Abstract

A significant proportion of ovarian cancer patients do not achieve a complete response to chemotherapy, due mainly to the evolution of clones resistant to cytotoxic drugs. Exploring possibilities to overcome this resistance constitutes a challenge in the study of ovarian cancer experimental therapy. In the present study, we tested the effect of hyperthermia (40 and 43°C) in combination with adriamycin on three human epithelial ovarian cell lines: OC-109, OC-238, and OC-7-NU. The first was derived from the mucinous and the other two from serous cystadenocarcinomas, and all proved to be tumorigenic in nude mice. FACS analysis showed a pronounced increase in intracellular adriamycin accumulation in the presence of hyperthermia. A significant effect (P < 0.0005) observed at 40°C was even more pronounced at 43°C with the three cell lines. High percentages of cells (up to 70%) shifted into higher fluorescence intensities.
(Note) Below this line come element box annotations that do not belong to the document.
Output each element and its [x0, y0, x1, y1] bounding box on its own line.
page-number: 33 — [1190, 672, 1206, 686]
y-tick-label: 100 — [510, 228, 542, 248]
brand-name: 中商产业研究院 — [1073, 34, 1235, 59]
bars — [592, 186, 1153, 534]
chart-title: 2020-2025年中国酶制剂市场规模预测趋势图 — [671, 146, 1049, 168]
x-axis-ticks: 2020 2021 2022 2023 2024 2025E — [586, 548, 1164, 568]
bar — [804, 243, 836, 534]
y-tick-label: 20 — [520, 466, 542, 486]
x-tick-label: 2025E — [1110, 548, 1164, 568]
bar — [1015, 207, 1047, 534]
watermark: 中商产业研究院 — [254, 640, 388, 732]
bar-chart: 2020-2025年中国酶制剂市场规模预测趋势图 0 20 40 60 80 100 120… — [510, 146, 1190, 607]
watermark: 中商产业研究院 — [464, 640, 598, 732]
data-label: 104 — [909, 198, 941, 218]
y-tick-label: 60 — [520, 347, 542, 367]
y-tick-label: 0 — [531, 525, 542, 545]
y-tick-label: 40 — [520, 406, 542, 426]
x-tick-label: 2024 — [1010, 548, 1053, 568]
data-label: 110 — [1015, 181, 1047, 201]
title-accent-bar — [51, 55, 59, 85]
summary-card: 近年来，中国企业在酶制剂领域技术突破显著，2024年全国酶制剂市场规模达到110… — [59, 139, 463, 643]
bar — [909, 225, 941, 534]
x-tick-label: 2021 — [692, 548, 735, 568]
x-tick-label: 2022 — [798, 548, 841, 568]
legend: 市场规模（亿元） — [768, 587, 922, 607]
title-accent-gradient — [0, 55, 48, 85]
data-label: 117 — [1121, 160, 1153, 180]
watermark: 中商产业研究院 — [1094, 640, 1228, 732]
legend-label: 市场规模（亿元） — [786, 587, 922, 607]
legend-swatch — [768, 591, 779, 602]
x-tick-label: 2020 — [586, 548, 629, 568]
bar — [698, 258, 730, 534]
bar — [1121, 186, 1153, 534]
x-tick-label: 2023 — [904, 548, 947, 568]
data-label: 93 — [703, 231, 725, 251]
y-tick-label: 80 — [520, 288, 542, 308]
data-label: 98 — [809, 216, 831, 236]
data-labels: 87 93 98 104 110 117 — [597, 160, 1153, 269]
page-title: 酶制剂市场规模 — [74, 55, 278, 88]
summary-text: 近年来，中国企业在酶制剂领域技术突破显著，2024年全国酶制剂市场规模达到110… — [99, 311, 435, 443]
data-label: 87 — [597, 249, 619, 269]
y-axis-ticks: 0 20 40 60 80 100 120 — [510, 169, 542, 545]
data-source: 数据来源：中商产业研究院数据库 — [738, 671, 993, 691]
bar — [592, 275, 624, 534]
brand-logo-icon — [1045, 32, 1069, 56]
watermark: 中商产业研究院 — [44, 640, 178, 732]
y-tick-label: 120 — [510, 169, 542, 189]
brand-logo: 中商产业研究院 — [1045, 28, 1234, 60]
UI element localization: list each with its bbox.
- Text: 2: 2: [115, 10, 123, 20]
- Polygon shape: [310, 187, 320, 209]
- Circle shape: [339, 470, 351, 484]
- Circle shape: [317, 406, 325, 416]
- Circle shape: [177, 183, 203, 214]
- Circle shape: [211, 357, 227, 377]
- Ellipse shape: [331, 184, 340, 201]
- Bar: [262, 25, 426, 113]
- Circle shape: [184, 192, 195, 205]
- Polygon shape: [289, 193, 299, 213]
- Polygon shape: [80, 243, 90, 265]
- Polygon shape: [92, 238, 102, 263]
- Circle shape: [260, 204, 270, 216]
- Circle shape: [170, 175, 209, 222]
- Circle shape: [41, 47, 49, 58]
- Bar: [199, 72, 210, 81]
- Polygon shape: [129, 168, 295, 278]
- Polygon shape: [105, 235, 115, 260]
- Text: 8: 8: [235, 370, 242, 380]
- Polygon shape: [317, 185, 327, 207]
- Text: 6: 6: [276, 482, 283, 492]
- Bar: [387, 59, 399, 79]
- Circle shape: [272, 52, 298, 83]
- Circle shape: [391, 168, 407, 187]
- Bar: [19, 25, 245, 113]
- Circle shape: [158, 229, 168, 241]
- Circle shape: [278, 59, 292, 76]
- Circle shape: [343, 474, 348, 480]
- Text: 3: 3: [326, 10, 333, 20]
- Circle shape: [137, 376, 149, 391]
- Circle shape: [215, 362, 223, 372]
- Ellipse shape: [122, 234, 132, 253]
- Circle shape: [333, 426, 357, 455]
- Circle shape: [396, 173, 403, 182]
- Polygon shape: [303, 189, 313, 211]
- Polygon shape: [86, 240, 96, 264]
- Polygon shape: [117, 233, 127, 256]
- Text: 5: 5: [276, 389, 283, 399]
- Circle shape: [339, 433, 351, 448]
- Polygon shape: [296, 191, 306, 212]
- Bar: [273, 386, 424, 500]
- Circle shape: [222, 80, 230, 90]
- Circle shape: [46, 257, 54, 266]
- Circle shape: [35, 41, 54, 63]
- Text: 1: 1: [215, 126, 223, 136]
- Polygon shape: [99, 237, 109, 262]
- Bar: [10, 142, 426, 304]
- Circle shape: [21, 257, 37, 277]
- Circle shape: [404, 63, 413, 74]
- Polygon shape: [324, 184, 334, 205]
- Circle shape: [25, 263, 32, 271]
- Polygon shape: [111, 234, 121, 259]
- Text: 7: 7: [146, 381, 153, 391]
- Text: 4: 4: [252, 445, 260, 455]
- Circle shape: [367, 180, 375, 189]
The lines differed in their sensitivity to the hyperthermia-induced increase in adriamycin accumulation. Under mild conditions, the OC-109 line was more sensitive than the OC-238 and the OC-7-NU lines. Quantitative determination of intraneoplastic adriamycin by spectrofluorometry also showed a hyperthermia-related increase in intracellular adriamycin (P < 0.005). Our results may indicate that supranormal temperature might serve as an alternative chemosensitizer which lacks the deleterious side effects of other chemosensitizing options.